Malawi's street children's rights are still in jeopardy
According to statistics, as of 2020, Malawi had approximately 4,000 children living on the streets of cities such as Blantyre, Lilongwe, Mzuzu, and Zomba.
MALAWI: Street children can be found in every region of Malawi. According to statistics, as of 2020, Malawi had approximately 4,000 children living on the streets of cities such as Blantyre, Lilongwe, Mzuzu, and Zomba.
Experts estimate that there will be at least 6,000 street children in the country by 2022.
These children survive by pickpocketing and begging, which has made the general public fearful of venturing out onto the streets. However, these children are subjected to far more severe forms of violence and abuse from the general public, including sexual abuse and physical harm.
“My mother is alive and she is at home, but she is very poor and cannot look after me and my siblings. So, because of problems we face at home, I decided to come on the street so that, perhaps, people can see me and help me with food and money," said Chikondi, who dropped out of school while in Standard 4.
Tadala, a Lilongwe-based child, has taken to the streets in the same way that Chikondi has. She told this publication that she was part of a group that included two young boys and that they went around the city of Lilongwe begging for money, food, and other items from members of the general public they encountered.
“I have only one parent, my mother. My father died and we are four of us in our family. My mother is unable to care for all of us and my grandmother also stays with my mother. So, since we need adequate food, clothing, and money I chose to walk around the streets and beg so that I can get what I need. Orphanhood, poverty, and divorce of parents force us to end up on the streets,” Tadala said.

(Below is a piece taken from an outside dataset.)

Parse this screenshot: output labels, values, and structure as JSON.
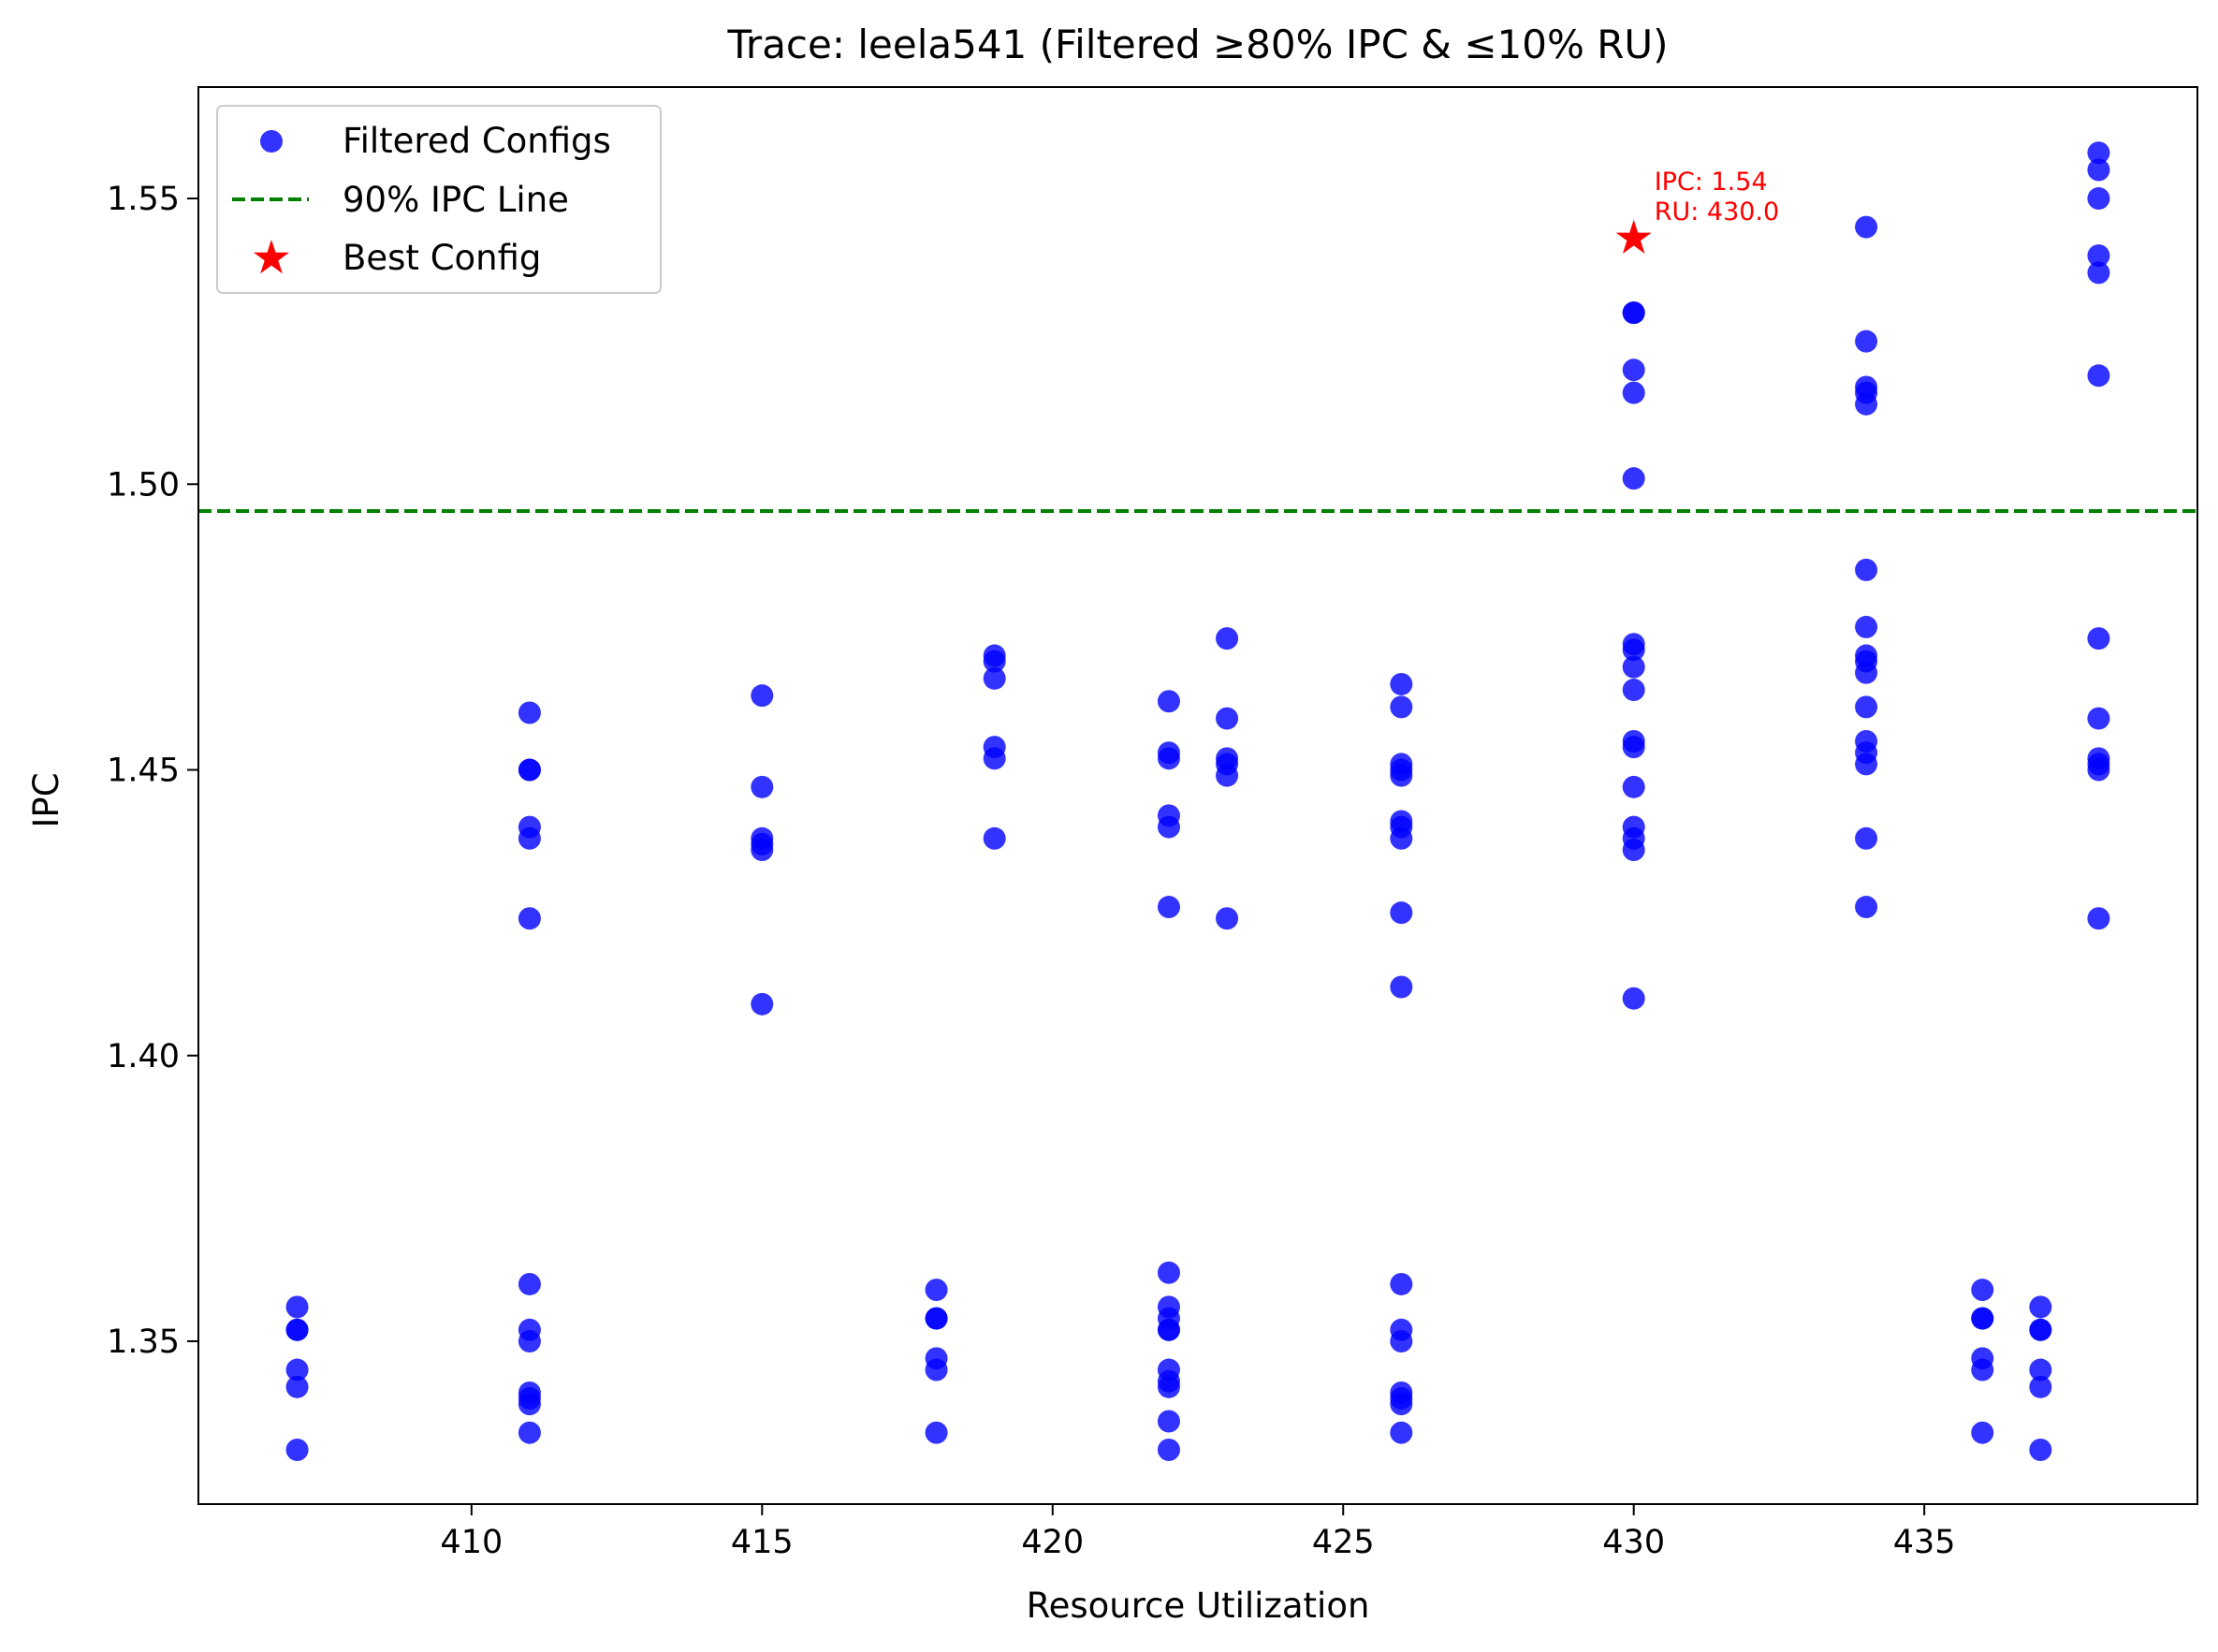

She went on to say that as street children, she and her friends were subjected to varying degrees of traumatic discrimination and abuse.

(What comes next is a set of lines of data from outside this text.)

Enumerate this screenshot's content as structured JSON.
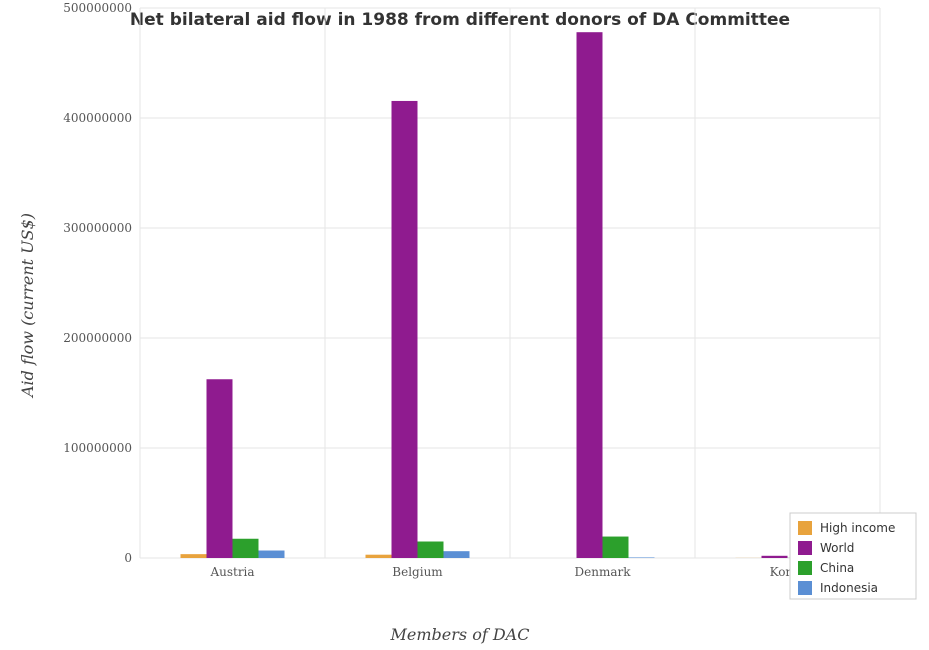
{
  "chart_data": {
    "type": "bar",
    "title": "Net bilateral aid flow in 1988 from different donors of DA Committee",
    "xlabel": "Members of DAC",
    "ylabel": "Aid flow (current US$)",
    "categories": [
      "Austria",
      "Belgium",
      "Denmark",
      "Korea"
    ],
    "ylim": [
      0,
      500000000
    ],
    "yticks": [
      0,
      100000000,
      200000000,
      300000000,
      400000000,
      500000000
    ],
    "ytick_labels": [
      "0",
      "100000000",
      "200000000",
      "300000000",
      "400000000",
      "500000000"
    ],
    "grid": true,
    "legend_position": "bottom-right",
    "series": [
      {
        "name": "High income",
        "color": "#e8a33d",
        "values": [
          3500000,
          3000000,
          0,
          100000
        ]
      },
      {
        "name": "World",
        "color": "#8f1b8f",
        "values": [
          162500000,
          415500000,
          478000000,
          2000000
        ]
      },
      {
        "name": "China",
        "color": "#2ca02c",
        "values": [
          17500000,
          15000000,
          19500000,
          100000
        ]
      },
      {
        "name": "Indonesia",
        "color": "#5b8fd4",
        "values": [
          6800000,
          6200000,
          500000,
          300000
        ]
      }
    ]
  }
}
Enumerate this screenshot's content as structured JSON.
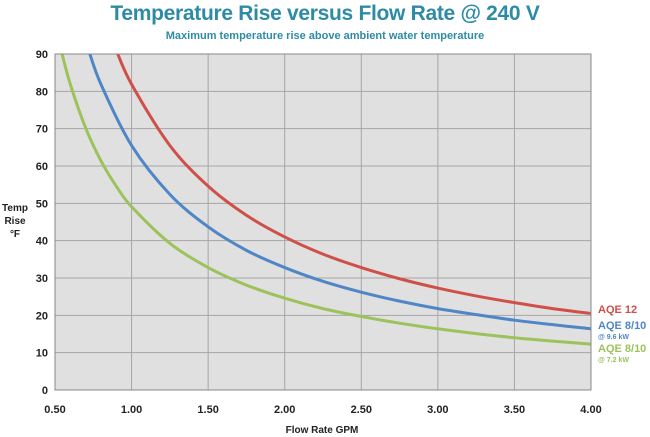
{
  "chart_data": {
    "type": "line",
    "title": "Temperature Rise versus Flow Rate @ 240 V",
    "subtitle": "Maximum temperature rise above ambient water temperature",
    "xlabel": "Flow Rate GPM",
    "ylabel": [
      "Temp",
      "Rise",
      "°F"
    ],
    "xlim": [
      0.5,
      4.0
    ],
    "ylim": [
      0,
      90
    ],
    "xticks": [
      "0.50",
      "1.00",
      "1.50",
      "2.00",
      "2.50",
      "3.00",
      "3.50",
      "4.00"
    ],
    "yticks": [
      "0",
      "10",
      "20",
      "30",
      "40",
      "50",
      "60",
      "70",
      "80",
      "90"
    ],
    "grid": true,
    "background": "#e0e0e0",
    "series": [
      {
        "name": "AQE 12",
        "sub": "",
        "color": "#cf5048",
        "x": [
          0.9,
          1.0,
          1.25,
          1.5,
          1.75,
          2.0,
          2.25,
          2.5,
          2.75,
          3.0,
          3.25,
          3.5,
          3.75,
          4.0
        ],
        "values": [
          91.0,
          81.9,
          65.5,
          54.6,
          46.8,
          41.0,
          36.4,
          32.8,
          29.8,
          27.3,
          25.2,
          23.4,
          21.8,
          20.5
        ]
      },
      {
        "name": "AQE 8/10",
        "sub": "@ 9.6 kW",
        "color": "#4f86c6",
        "x": [
          0.72,
          0.8,
          1.0,
          1.25,
          1.5,
          1.75,
          2.0,
          2.25,
          2.5,
          2.75,
          3.0,
          3.25,
          3.5,
          3.75,
          4.0
        ],
        "values": [
          91.0,
          81.9,
          65.5,
          52.4,
          43.7,
          37.4,
          32.8,
          29.1,
          26.2,
          23.8,
          21.8,
          20.2,
          18.7,
          17.5,
          16.4
        ]
      },
      {
        "name": "AQE 8/10",
        "sub": "@ 7.2 kW",
        "color": "#9cc25c",
        "x": [
          0.54,
          0.6,
          0.7,
          0.8,
          0.9,
          1.0,
          1.25,
          1.5,
          1.75,
          2.0,
          2.25,
          2.5,
          2.75,
          3.0,
          3.25,
          3.5,
          3.75,
          4.0
        ],
        "values": [
          91.0,
          81.9,
          70.2,
          61.4,
          54.6,
          49.1,
          39.3,
          32.8,
          28.1,
          24.6,
          21.8,
          19.7,
          17.9,
          16.4,
          15.1,
          14.0,
          13.1,
          12.3
        ]
      }
    ]
  }
}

“We mostly face psychological trauma as some people ridicule and swear at us whenever we approach them for help. And instead of giving us valuable items, some people give us peels of bananas or those of raw cassava,” she said.

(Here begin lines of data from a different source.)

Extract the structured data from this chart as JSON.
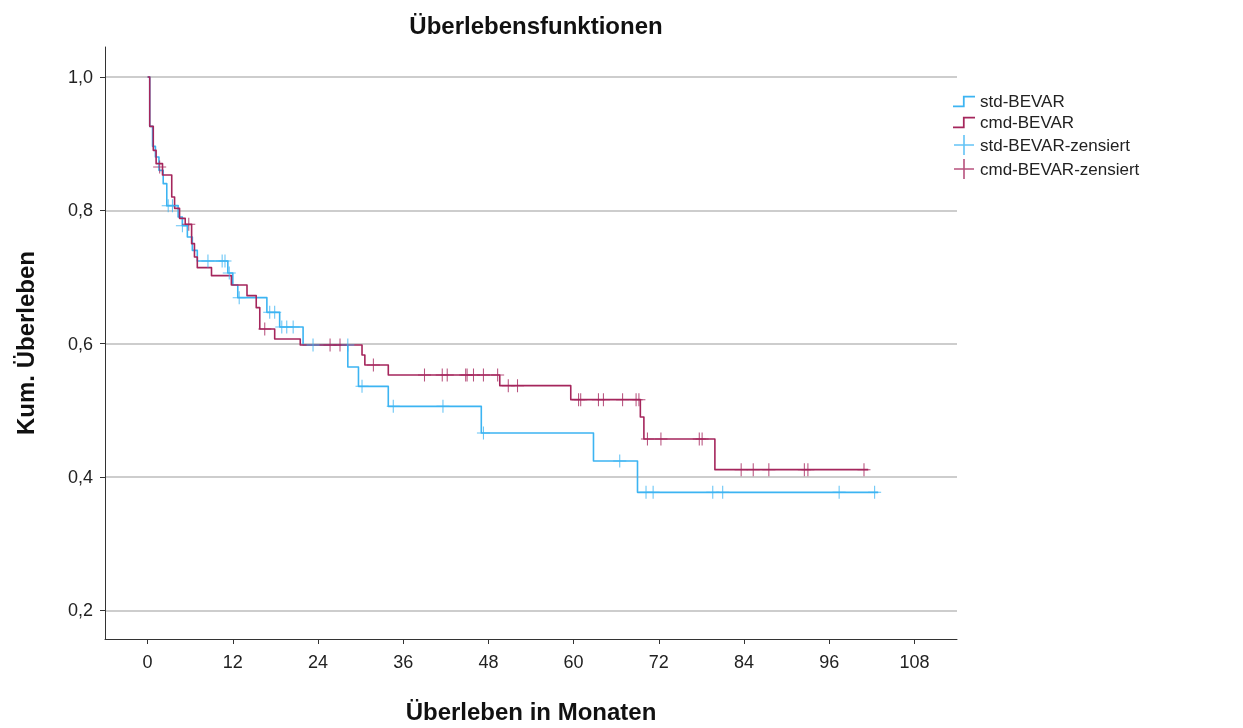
{
  "chart_data": {
    "type": "step",
    "title": "Überlebensfunktionen",
    "xlabel": "Überleben in Monaten",
    "ylabel": "Kum. Überleben",
    "xlim": [
      -6,
      114
    ],
    "xticks": [
      0,
      12,
      24,
      36,
      48,
      60,
      72,
      84,
      96,
      108
    ],
    "ylim": [
      0.157,
      1.045
    ],
    "yticks": [
      {
        "value": 0.2,
        "label": "0,2"
      },
      {
        "value": 0.4,
        "label": "0,4"
      },
      {
        "value": 0.6,
        "label": "0,6"
      },
      {
        "value": 0.8,
        "label": "0,8"
      },
      {
        "value": 1.0,
        "label": "1,0"
      }
    ],
    "grid": "y",
    "legend": "top right",
    "marker": "none",
    "line_style": "solid",
    "series": [
      {
        "name": "std-BEVAR",
        "color": "#3cb4f2",
        "x": [
          0,
          0.3,
          0.7,
          1.1,
          1.6,
          2.2,
          2.7,
          4.3,
          4.9,
          5.6,
          6.3,
          7,
          11.3,
          12,
          12.7,
          16.8,
          18.6,
          21.9,
          28.2,
          29.7,
          33.9,
          47,
          62.8,
          69,
          102.9
        ],
        "values": [
          1.0,
          0.926,
          0.896,
          0.88,
          0.86,
          0.84,
          0.807,
          0.79,
          0.777,
          0.76,
          0.74,
          0.724,
          0.706,
          0.688,
          0.669,
          0.647,
          0.625,
          0.598,
          0.565,
          0.536,
          0.506,
          0.466,
          0.424,
          0.377,
          0.377
        ]
      },
      {
        "name": "cmd-BEVAR",
        "color": "#a5265c",
        "x": [
          0,
          0.3,
          0.8,
          1.2,
          2.1,
          3.4,
          3.8,
          4.5,
          5.3,
          6.2,
          6.6,
          7,
          9,
          11.8,
          14,
          15.3,
          15.8,
          17.9,
          21.5,
          30.2,
          30.6,
          33.9,
          49.6,
          59.6,
          69.4,
          69.9,
          79.9,
          101.5
        ],
        "values": [
          1.0,
          0.926,
          0.89,
          0.87,
          0.853,
          0.82,
          0.803,
          0.788,
          0.779,
          0.75,
          0.73,
          0.714,
          0.702,
          0.688,
          0.672,
          0.654,
          0.622,
          0.607,
          0.598,
          0.583,
          0.568,
          0.553,
          0.537,
          0.516,
          0.49,
          0.457,
          0.411,
          0.411
        ]
      },
      {
        "name": "std-BEVAR-zensiert",
        "type": "scatter",
        "marker": "cross",
        "color": "#3cb4f2",
        "x": [
          2.9,
          3.5,
          4.9,
          8.5,
          10.5,
          10.9,
          11.5,
          12.9,
          17.2,
          17.9,
          18.9,
          19.6,
          20.5,
          23.3,
          28.2,
          30.2,
          34.6,
          41.6,
          47.3,
          66.5,
          70.2,
          71.2,
          79.6,
          81,
          97.4,
          102.4
        ],
        "values": [
          0.807,
          0.807,
          0.777,
          0.724,
          0.724,
          0.724,
          0.706,
          0.669,
          0.647,
          0.647,
          0.625,
          0.625,
          0.625,
          0.598,
          0.598,
          0.536,
          0.506,
          0.506,
          0.466,
          0.424,
          0.377,
          0.377,
          0.377,
          0.377,
          0.377,
          0.377
        ]
      },
      {
        "name": "cmd-BEVAR-zensiert",
        "type": "scatter",
        "marker": "cross",
        "color": "#a5265c",
        "x": [
          1.7,
          5.8,
          16.5,
          25.7,
          27.1,
          31.8,
          39,
          41.5,
          42.2,
          44.8,
          45,
          45.9,
          47.3,
          49.3,
          50.8,
          52.1,
          60.7,
          61,
          63.5,
          64.2,
          66.9,
          68.8,
          69.2,
          70.4,
          72.3,
          77.7,
          78.1,
          83.6,
          85.3,
          87.5,
          92.5,
          93,
          100.9
        ],
        "values": [
          0.865,
          0.779,
          0.622,
          0.598,
          0.598,
          0.568,
          0.553,
          0.553,
          0.553,
          0.553,
          0.553,
          0.553,
          0.553,
          0.553,
          0.537,
          0.537,
          0.516,
          0.516,
          0.516,
          0.516,
          0.516,
          0.516,
          0.516,
          0.457,
          0.457,
          0.457,
          0.457,
          0.411,
          0.411,
          0.411,
          0.411,
          0.411,
          0.411
        ]
      }
    ]
  }
}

According to Fred Simwaka, a spokesperson for the Ministry of Gender, Social Welfare, and Community Development, street children not only face numerous challenges but also disrupt citizens' daily lives due to the country's large number of street children.
“The Government of Malawi really cares for these children. This is why it introduced Early Childhood Development (ECD), a program that is delivered through an extensive network of community initiatives and centres for the most vulnerable children under the age of six] and passed the Child Care, Protection and Justice Act of 2010 to make sure that children are given adequate care and support. Talking of the street children, the government is aware of the abuse the children are subjected to,” Simwaka said.
However, Caleb Ng'ombo, Executive Director of People Serving Girls At Risk, a Lilongwe-based NGO, believes the government is not doing enough to protect the rights of street children.
“Children on the streets are subjected to harrowing cases of violence, in addition to harsh weather and being kidnapped or killed. Article 19 of the UN Convention on the Rights of the Child [which Malawi has ratified] provides for the protection of children in and out of the home,” said Ng’ombo.
Ng'ombo also stated that the government must strengthen safety nets by providing socioeconomic support to low-income families and prioritizing children caring for families in order to reduce the risks of abuse and exploitation for these children.
Malawi is a member of the United Nations Child Rights Committee (UNCRC), whose goals include ensuring that governments meet children's basic rights, such as the right to life, survival, and development; the right to protection from violence, abuse, or neglect; the right to an education that allows children to reach their full potential; and the right to be raised by or have a relationship with their parents.
These goals extend to street children, who must be protected by the government from abuse and the hardships of life on the streets.